Compte rendu du livre :
Contes de la Lune.
Essai sur la fiction et la science modernes,de Frédérique Aït-Touati,
Gallimard, 2011.On a l'habitude d'opposer science et fiction. La première serait le lieu de la froide raison, la seconde de la fantaisie. On imagine donc que la science moderne n'a pu naître que du rejet ou de la mise à distance de la création littéraire. C'est pourtant l'inverse qui s'est produit, comme nous le raconte Frédérique Aït-Touati dans ce petit livre, tiré d'une thèse, et néanmoins très clair. Non seulement des œuvres de fiction se sont fait l'écho, dès le XVIIe siècle, de la révolution copernicienne en cours, mais elles auraient aussi renforcé la crédibilité de la nouvelle vision du cosmos qui en émanait. La fantaisie littéraire a ainsi fait œuvre de science !
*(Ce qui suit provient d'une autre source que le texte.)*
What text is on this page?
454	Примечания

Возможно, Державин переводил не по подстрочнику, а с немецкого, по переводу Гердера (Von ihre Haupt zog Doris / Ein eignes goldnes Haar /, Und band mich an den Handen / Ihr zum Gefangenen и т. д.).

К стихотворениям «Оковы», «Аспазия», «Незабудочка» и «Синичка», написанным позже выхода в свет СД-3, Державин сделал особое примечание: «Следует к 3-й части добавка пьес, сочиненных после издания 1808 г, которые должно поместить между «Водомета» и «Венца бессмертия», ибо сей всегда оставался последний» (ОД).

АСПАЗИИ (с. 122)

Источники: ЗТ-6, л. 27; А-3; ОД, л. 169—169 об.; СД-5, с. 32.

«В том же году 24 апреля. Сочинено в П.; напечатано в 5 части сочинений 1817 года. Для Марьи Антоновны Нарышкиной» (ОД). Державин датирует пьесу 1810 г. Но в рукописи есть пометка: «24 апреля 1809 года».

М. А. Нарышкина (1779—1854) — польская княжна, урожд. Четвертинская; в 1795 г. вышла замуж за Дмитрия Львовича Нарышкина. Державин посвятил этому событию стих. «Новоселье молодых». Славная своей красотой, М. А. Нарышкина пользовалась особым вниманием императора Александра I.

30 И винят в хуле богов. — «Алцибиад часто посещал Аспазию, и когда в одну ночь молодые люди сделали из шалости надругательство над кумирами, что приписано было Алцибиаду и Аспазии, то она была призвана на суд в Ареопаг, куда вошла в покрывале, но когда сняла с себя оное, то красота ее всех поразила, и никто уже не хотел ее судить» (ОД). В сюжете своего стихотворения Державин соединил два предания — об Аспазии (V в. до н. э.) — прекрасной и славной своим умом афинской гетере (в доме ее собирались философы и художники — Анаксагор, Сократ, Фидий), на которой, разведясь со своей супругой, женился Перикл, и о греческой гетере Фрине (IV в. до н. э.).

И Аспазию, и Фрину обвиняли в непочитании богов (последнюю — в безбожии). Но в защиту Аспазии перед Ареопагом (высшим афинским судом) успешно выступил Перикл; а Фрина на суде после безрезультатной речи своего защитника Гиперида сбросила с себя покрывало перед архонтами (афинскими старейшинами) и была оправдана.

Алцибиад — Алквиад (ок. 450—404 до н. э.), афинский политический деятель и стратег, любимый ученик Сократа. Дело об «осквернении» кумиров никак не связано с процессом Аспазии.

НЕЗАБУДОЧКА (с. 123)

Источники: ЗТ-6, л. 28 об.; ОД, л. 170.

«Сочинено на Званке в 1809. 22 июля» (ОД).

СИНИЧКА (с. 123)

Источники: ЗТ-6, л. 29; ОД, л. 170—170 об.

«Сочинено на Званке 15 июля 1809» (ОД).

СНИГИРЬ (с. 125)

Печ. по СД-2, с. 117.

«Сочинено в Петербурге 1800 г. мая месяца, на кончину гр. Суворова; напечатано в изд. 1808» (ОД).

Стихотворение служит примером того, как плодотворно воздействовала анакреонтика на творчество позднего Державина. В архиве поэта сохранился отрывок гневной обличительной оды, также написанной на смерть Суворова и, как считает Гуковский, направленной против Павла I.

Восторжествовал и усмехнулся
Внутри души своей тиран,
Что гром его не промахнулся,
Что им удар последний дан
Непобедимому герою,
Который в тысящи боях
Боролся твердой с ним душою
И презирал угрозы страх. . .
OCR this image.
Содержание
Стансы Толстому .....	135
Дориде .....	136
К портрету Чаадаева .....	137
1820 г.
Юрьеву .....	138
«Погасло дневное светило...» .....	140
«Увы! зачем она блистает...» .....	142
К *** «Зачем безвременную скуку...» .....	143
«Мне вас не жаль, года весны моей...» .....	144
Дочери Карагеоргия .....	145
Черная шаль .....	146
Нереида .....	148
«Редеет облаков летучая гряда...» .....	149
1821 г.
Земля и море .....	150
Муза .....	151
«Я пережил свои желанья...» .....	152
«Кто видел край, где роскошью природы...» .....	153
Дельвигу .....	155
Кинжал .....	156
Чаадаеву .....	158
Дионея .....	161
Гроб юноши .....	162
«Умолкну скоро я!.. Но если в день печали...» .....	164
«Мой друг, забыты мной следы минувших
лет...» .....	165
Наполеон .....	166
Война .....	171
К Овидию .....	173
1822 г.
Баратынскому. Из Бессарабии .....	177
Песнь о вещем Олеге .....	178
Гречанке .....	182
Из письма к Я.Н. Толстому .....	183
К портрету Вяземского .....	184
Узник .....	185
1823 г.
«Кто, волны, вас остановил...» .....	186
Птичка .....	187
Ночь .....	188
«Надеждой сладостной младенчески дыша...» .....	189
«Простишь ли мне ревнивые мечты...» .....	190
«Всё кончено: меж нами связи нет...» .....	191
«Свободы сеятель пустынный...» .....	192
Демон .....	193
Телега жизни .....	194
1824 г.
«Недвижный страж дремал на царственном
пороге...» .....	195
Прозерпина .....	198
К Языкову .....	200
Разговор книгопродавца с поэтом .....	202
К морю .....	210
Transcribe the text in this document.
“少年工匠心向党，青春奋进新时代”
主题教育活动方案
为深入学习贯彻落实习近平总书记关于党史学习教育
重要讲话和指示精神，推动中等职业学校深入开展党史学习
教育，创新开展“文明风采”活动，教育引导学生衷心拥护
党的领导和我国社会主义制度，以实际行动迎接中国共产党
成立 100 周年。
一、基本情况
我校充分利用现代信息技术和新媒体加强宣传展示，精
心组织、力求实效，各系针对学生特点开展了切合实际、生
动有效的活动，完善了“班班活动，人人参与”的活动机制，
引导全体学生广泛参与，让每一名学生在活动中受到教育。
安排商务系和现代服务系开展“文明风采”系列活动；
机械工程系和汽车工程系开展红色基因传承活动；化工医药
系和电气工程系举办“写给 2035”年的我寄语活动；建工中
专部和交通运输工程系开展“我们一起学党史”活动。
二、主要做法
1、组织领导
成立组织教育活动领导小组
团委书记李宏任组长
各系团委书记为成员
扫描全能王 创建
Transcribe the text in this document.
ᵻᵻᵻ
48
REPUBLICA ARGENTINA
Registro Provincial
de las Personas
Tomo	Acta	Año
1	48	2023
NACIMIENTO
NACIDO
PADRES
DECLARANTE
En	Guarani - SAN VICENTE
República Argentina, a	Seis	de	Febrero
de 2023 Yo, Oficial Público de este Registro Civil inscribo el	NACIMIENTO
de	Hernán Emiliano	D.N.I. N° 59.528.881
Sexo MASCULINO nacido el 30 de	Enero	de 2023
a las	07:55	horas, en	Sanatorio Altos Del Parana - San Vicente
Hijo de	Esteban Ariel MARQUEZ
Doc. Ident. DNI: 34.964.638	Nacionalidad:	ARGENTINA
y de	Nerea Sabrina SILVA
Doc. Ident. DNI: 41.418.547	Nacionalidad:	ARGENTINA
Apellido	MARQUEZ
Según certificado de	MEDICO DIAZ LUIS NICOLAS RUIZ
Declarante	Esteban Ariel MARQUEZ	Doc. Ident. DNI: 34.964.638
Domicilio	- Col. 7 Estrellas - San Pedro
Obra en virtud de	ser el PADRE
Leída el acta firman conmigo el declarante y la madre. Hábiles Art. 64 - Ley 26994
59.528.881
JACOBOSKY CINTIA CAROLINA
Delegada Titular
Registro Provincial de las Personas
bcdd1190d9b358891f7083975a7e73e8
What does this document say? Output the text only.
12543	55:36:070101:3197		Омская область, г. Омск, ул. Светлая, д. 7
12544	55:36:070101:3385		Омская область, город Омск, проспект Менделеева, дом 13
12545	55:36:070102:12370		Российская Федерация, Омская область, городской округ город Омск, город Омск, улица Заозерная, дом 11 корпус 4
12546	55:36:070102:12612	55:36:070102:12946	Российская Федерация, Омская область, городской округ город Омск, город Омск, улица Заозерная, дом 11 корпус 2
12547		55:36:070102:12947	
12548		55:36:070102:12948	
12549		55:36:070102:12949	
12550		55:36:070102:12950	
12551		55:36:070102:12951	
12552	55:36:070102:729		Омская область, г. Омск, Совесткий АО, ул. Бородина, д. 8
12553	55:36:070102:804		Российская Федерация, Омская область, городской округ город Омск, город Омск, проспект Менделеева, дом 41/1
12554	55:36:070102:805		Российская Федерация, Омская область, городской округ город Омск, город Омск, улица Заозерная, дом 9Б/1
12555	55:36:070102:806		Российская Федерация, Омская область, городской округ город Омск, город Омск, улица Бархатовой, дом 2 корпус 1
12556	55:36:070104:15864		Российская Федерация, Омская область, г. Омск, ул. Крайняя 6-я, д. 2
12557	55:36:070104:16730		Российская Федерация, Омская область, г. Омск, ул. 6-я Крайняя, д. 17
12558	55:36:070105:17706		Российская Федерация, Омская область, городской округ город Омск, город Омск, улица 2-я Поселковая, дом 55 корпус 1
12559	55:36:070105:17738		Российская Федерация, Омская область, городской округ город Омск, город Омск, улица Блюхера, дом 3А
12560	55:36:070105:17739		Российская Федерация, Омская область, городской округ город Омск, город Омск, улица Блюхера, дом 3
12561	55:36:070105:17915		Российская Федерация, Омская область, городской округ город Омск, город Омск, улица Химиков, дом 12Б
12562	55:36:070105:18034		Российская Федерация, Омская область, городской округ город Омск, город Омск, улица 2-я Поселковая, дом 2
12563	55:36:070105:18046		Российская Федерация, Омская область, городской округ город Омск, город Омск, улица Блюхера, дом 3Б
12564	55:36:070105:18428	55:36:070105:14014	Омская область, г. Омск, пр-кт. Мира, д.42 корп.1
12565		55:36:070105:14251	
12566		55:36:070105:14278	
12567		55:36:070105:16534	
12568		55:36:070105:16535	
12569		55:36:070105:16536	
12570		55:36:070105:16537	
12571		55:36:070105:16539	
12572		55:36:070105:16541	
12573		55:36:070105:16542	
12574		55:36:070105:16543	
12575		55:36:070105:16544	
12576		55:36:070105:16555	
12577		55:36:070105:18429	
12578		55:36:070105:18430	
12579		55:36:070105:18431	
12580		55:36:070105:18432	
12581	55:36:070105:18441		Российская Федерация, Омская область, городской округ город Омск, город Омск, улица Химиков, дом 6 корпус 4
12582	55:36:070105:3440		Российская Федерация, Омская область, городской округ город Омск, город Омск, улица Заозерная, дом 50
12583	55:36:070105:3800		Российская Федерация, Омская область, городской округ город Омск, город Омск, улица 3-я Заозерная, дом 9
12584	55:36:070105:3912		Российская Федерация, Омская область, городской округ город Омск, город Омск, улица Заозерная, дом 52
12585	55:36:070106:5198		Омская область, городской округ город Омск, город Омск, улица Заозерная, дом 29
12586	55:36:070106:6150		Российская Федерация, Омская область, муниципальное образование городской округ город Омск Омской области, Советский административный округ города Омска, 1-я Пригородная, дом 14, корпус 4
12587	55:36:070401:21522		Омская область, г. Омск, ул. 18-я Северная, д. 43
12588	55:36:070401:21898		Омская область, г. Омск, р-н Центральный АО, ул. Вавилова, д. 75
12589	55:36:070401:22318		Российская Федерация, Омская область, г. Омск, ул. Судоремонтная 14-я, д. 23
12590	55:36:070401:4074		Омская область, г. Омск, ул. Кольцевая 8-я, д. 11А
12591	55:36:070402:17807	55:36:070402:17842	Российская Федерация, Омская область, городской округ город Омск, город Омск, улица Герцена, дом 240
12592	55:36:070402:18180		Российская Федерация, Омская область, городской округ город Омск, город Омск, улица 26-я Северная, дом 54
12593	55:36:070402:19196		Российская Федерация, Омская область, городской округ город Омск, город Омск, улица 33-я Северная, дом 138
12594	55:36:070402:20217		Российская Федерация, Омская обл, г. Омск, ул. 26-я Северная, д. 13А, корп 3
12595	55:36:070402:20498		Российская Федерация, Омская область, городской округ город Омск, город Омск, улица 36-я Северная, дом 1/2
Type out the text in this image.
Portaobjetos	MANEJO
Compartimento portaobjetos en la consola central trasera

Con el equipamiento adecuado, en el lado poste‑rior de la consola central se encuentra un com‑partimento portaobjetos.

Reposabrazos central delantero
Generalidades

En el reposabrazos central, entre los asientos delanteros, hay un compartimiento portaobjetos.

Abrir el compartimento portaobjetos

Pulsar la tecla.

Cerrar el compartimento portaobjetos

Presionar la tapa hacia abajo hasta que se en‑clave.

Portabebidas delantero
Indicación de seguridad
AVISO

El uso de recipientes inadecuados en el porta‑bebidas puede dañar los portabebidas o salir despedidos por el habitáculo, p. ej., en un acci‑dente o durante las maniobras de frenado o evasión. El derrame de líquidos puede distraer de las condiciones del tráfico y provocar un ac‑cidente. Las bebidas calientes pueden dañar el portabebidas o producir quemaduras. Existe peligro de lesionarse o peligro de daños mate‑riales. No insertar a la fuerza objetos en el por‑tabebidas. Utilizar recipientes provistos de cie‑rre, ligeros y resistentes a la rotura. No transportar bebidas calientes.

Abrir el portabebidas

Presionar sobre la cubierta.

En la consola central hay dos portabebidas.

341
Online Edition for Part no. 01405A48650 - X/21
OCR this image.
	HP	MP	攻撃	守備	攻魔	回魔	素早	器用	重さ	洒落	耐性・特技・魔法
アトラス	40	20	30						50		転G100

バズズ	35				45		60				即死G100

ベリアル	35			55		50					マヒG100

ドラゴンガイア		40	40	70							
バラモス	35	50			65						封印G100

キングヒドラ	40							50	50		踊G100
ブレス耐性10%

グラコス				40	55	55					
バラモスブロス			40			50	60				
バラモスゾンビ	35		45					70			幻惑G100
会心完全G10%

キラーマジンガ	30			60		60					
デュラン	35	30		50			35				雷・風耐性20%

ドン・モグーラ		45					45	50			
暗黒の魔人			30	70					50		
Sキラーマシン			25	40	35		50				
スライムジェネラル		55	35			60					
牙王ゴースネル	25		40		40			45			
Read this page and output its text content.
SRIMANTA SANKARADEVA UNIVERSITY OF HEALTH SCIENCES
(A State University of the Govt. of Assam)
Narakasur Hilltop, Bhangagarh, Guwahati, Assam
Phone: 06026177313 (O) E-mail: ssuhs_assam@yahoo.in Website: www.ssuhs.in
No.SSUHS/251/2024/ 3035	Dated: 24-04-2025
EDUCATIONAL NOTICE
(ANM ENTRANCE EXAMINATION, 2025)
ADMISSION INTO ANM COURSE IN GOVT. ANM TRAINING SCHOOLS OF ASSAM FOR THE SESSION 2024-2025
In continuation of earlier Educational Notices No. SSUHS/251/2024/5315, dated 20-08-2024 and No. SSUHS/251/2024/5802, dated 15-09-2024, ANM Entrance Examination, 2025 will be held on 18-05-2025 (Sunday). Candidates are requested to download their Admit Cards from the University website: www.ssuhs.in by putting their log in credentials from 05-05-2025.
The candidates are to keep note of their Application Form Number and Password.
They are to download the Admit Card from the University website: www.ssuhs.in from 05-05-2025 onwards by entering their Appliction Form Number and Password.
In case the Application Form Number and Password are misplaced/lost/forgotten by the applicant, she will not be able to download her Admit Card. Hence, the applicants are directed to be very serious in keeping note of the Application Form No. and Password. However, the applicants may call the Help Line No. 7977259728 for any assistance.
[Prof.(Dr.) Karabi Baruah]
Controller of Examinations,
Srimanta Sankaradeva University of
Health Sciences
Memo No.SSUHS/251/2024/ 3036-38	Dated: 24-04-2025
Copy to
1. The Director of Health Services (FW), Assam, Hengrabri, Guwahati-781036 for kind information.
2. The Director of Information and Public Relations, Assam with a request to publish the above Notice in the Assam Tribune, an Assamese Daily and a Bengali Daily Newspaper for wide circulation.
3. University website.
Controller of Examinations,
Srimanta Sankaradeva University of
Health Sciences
Si ce mariage de la science et de la fiction a si bien fonctionné au XVIIe siècle, c'est que le nouveau cosmos apparaissait très conjectural pour beaucoup. La vision directe ne suffisant pas pour convaincre, il fallait trouver un moyen de mettre en scène l'observation du ciel. Pour gagner cette bataille de l'opinion, les savants de l'époque se sont mis à imaginer des récits et des fictions. Cette stratégie leur a permis de dépasser les limitations de l'observation et de décrire le nouveau cosmos dont ils faisaient la promotion. Si Kepler, par exemple, est l'auteur de poèmes astronomiques et de fictions lunaires, ce n'est pas pour distraire des lecteurs. Chez lui, la fiction d'un voyage lunaire « montre à voir » de la même façon qu'un télescope le ferait et permet de se déplacer mentalement sur la Lune. Kepler attaque ainsi le fondement de la physique aristotélicienne, à savoir la différence entre, d'un côté, le monde sublunaire et corruptible de la Terre, et, de l'autre côté, le monde supralunaire et incorruptible de la Lune. La fiction lunaire permet aussi de s'imaginer percevoir le mouvement de rotation de la Terre. Tout au long du XVIIe siècle, la littérature va ainsi servir à montrer ce qu'on ne peut pas démontrer : la fausseté du géocentrisme.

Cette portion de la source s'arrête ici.